Ein „Wilkommen“ ohne ihn ist einfach eine merkwürdige Sache.

Das Problem, das diese Rolle bereitet, ist typisch für eine Reihe von Ikonen der Popkultur: Marilyn Monroes „I Wanna Be Loved By You“ oder „Diamonds Are A Girl’s Best Friend“, Barbra Streisands „Papa, Can You Hear Me“, sämtliche Hits von Zarah Leander. Auch eine Handvoll Charakterrollen bringen es mit sich. Als Sebastian Koch in einem Remake des TV-Klassikers „Der Seewolf“ auftrat, mußte er selbstverständlich auch irgendwann eine Kartoffel zerquetschen.

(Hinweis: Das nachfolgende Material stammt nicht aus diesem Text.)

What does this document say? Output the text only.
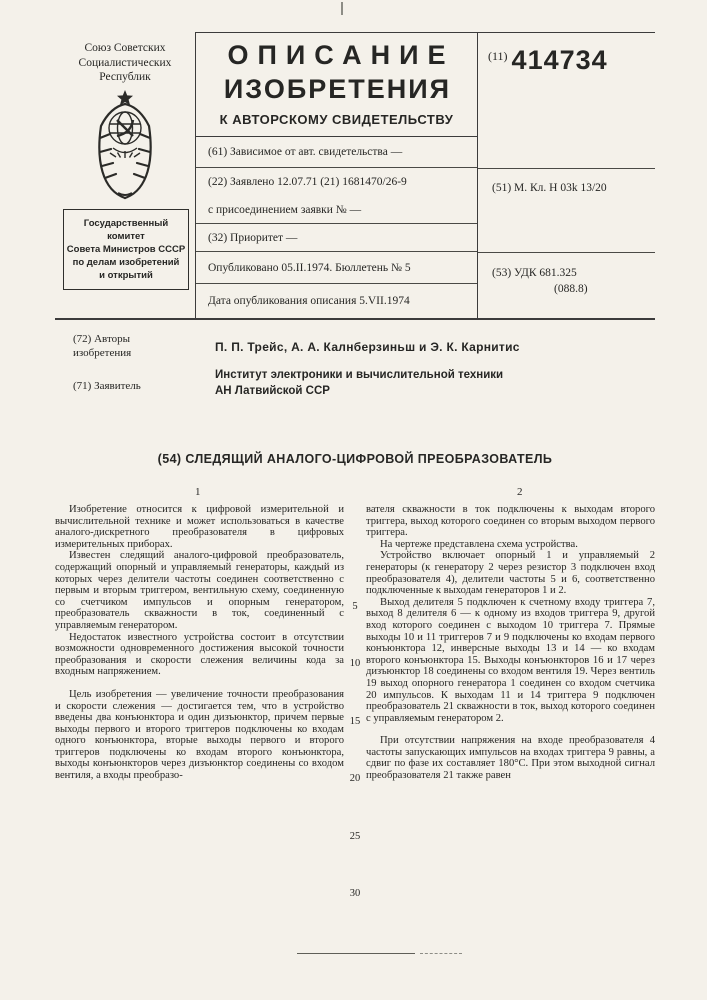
Союз Советских
Социалистических
Республик
Государственный комитет
Совета Министров СССР
по делам изобретений
и открытий
ОПИСАНИЕ
ИЗОБРЕТЕНИЯ
К АВТОРСКОМУ СВИДЕТЕЛЬСТВУ
(61) Зависимое от авт. свидетельства —
(22) Заявлено 12.07.71 (21) 1681470/26-9
с присоединением заявки № —
(32) Приоритет —
Опубликовано 05.II.1974. Бюллетень № 5
Дата опубликования описания 5.VII.1974
$^{(11)}$ 414734
(51) М. Кл. Н 03k 13/20
(53) УДК 681.325
(088.8)
(72) Авторы
изобретения	П. П. Трейс, А. А. Калнберзиньш и Э. К. Карнитис
(71) Заявитель
Институт электроники и вычислительной техники
АН Латвийской ССР
(54) СЛЕДЯЩИЙ АНАЛОГО-ЦИФРОВОЙ ПРЕОБРАЗОВАТЕЛЬ
1	2

Изобретение относится к цифровой измерительной и вычислительной технике и может использоваться в качестве аналого-дискретного преобразователя в цифровых измерительных приборах.

Известен следящий аналого-цифровой преобразователь, содержащий опорный и управляемый генераторы, каждый из которых через делители частоты соединен соответственно с первым и вторым триггером, вентильную схему, соединенную со счетчиком импульсов и опорным генератором, преобразователь скважности в ток, соединенный с управляемым генератором.

Недостаток известного устройства состоит в отсутствии возможности одновременного достижения высокой точности преобразования и скорости слежения величины кода за входным напряжением.

Цель изобретения — увеличение точности преобразования и скорости слежения — достигается тем, что в устройство введены два конъюнктора и один дизъюнктор, причем первые выходы первого и второго триггеров подключены ко входам одного конъюнктора, вторые выходы первого и второго триггеров подключены ко входам второго конъюнктора, выходы конъюнкторов через дизъюнктор соединены со входом вентиля, а входы преобразо-

вателя скважности в ток подключены к выходам второго триггера, выход которого соединен со вторым выходом первого триггера.

На чертеже представлена схема устройства.

Устройство включает опорный 1 и управляемый 2 генераторы (к генератору 2 через резистор 3 подключен вход преобразователя 4), делители частоты 5 и 6, соответственно подключенные к выходам генераторов 1 и 2.

Выход делителя 5 подключен к счетному входу триггера 7, выход 8 делителя 6 — к одному из входов триггера 9, другой вход которого соединен с выходом 10 триггера 7. Прямые выходы 10 и 11 триггеров 7 и 9 подключены ко входам первого конъюнктора 12, инверсные выходы 13 и 14 — ко входам второго конъюнктора 15. Выходы конъюнкторов 16 и 17 через дизъюнктор 18 соединены со входом вентиля 19. Через вентиль 19 выход опорного генератора 1 соединен со входом счетчика 20 импульсов. К выходам 11 и 14 триггера 9 подключен преобразователь 21 скважности в ток, выход которого соединен с управляемым генератором 2.

При отсутствии напряжения на входе преобразователя 4 частоты запускающих импульсов на входах триггера 9 равны, а сдвиг по фазе их составляет 180°С. При этом выходной сигнал преобразователя 21 также равен

5
10
15
20
25
30
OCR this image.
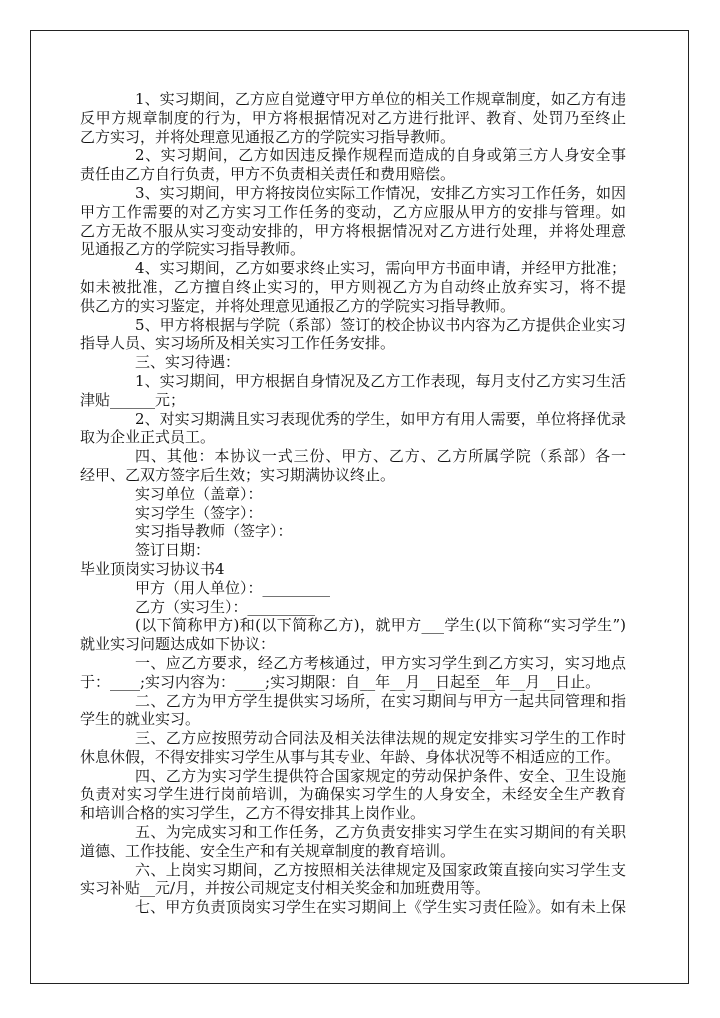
1、实习期间，乙方应自觉遵守甲方单位的相关工作规章制度，如乙方有违
反甲方规章制度的行为，甲方将根据情况对乙方进行批评、教育、处罚乃至终止
乙方实习，并将处理意见通报乙方的学院实习指导教师。
2、实习期间，乙方如因违反操作规程而造成的自身或第三方人身安全事
责任由乙方自行负责，甲方不负责相关责任和费用赔偿。
3、实习期间，甲方将按岗位实际工作情况，安排乙方实习工作任务，如因
甲方工作需要的对乙方实习工作任务的变动，乙方应服从甲方的安排与管理。如
乙方无故不服从实习变动安排的，甲方将根据情况对乙方进行处理，并将处理意
见通报乙方的学院实习指导教师。
4、实习期间，乙方如要求终止实习，需向甲方书面申请，并经甲方批准；
如未被批准，乙方擅自终止实习的，甲方则视乙方为自动终止放弃实习，将不提
供乙方的实习鉴定，并将处理意见通报乙方的学院实习指导教师。
5、甲方将根据与学院（系部）签订的校企协议书内容为乙方提供企业实习
指导人员、实习场所及相关实习工作任务安排。
三、实习待遇：
1、实习期间，甲方根据自身情况及乙方工作表现，每月支付乙方实习生活
津贴______元；
2、对实习期满且实习表现优秀的学生，如甲方有用人需要，单位将择优录
取为企业正式员工。
四、其他：本协议一式三份、甲方、乙方、乙方所属学院（系部）各一
经甲、乙双方签字后生效；实习期满协议终止。
实习单位（盖章）：
实习学生（签字）：
实习指导教师（签字）：
签订日期：
毕业顶岗实习协议书4
甲方（用人单位）：_________
乙方（实习生）：_________
(以下简称甲方)和(以下简称乙方)，就甲方___学生(以下简称“实习学生”)
就业实习问题达成如下协议：
一、应乙方要求，经乙方考核通过，甲方实习学生到乙方实习，实习地点
于：____;实习内容为：____;实习期限：自__年__月__日起至__年__月__日止。
二、乙方为甲方学生提供实习场所，在实习期间与甲方一起共同管理和指
学生的就业实习。
三、乙方应按照劳动合同法及相关法律法规的规定安排实习学生的工作时
休息休假，不得安排实习学生从事与其专业、年龄、身体状况等不相适应的工作。
四、乙方为实习学生提供符合国家规定的劳动保护条件、安全、卫生设施
负责对实习学生进行岗前培训，为确保实习学生的人身安全，未经安全生产教育
和培训合格的实习学生，乙方不得安排其上岗作业。
五、为完成实习和工作任务，乙方负责安排实习学生在实习期间的有关职
道德、工作技能、安全生产和有关规章制度的教育培训。
六、上岗实习期间，乙方按照相关法律规定及国家政策直接向实习学生支
实习补贴__元/月，并按公司规定支付相关奖金和加班费用等。
七、甲方负责顶岗实习学生在实习期间上《学生实习责任险》。如有未上保
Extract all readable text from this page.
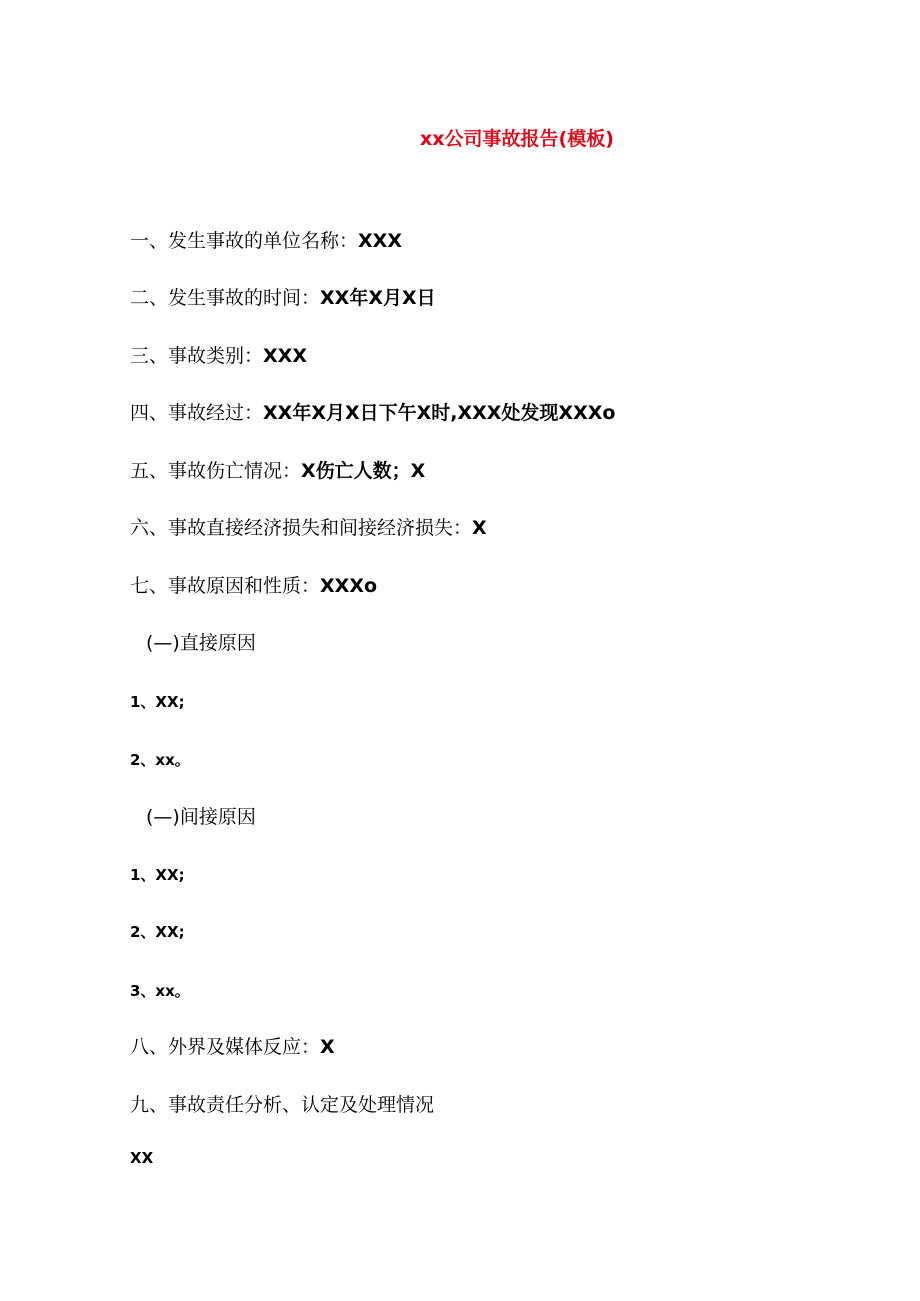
xx公司事故报告(模板)
一、发生事故的单位名称：XXX
二、发生事故的时间：XX年X月X日
三、事故类别：XXX
四、事故经过：XX年X月X日下午X时,XXX处发现XXXo
五、事故伤亡情况：X伤亡人数；X
六、事故直接经济损失和间接经济损失：X
七、事故原因和性质：XXXo
(—)直接原因
1、XX;
2、xx。
(—)间接原因
1、XX;
2、XX;
3、xx。
八、外界及媒体反应：X
九、事故责任分析、认定及处理情况
XX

Wir haben es hier mit der kollektiven Zuschauererwartung zu tun, einem Reflex, dem sich niemand entziehen kann. Die Frage ist unausweichlich: „Warum sollte ich mir das jetzt von dieser Person nochmals (dar)bieten lassen?“
Wer „Ich bin von Kopf bis Fuß auf Liebe eingestellt“ vorträgt, muß diesen Welterfolg genau studiert haben, um ihn entweder verblüffend präzise zu parodieren oder völlig neu zu erfinden. Im ersteren Falle – wenn die Parodie gelingt – verbraucht sich der Reiz sehr rasch, und das Auditorium wird zumeist (höflich) das Ende abwarten. In zweiten Falle muß man eine gute Idee haben, damit es nicht heißt: „Das Original war aber besser!“ Die Idee sollte so gut sein, dass ein Vergleich sich gar nicht erst aufdrängt. Am schlimmsten ist es, ein solches Lied einfach nur vorzutragen und sich auf die künstlerische Freiheit herauszureden. Wer es „irgendwie“ macht, versagt der Vorlage – die dann zufällig gestreift wird – und ihren Kennern den Respekt, und das erzeugt ein besonders unbehagliches Gefühl.
Hin und wieder entwindet sich ein solcher Signature Song auch schonmal seinem Interpreten. „My Way“ ist längst zu einem gediegenen Altherren-Chanson geraten, dessen sich jeder bemächtigen darf, der nicht mehr der Jüngste ist. Es ist aber immer Frank Sinatras Lied geblieben. Der Geist des offiziellen Eigentümers ist nicht zu vertreiben. (Dabei stammt der Song ursprünglich von Paul Anka.)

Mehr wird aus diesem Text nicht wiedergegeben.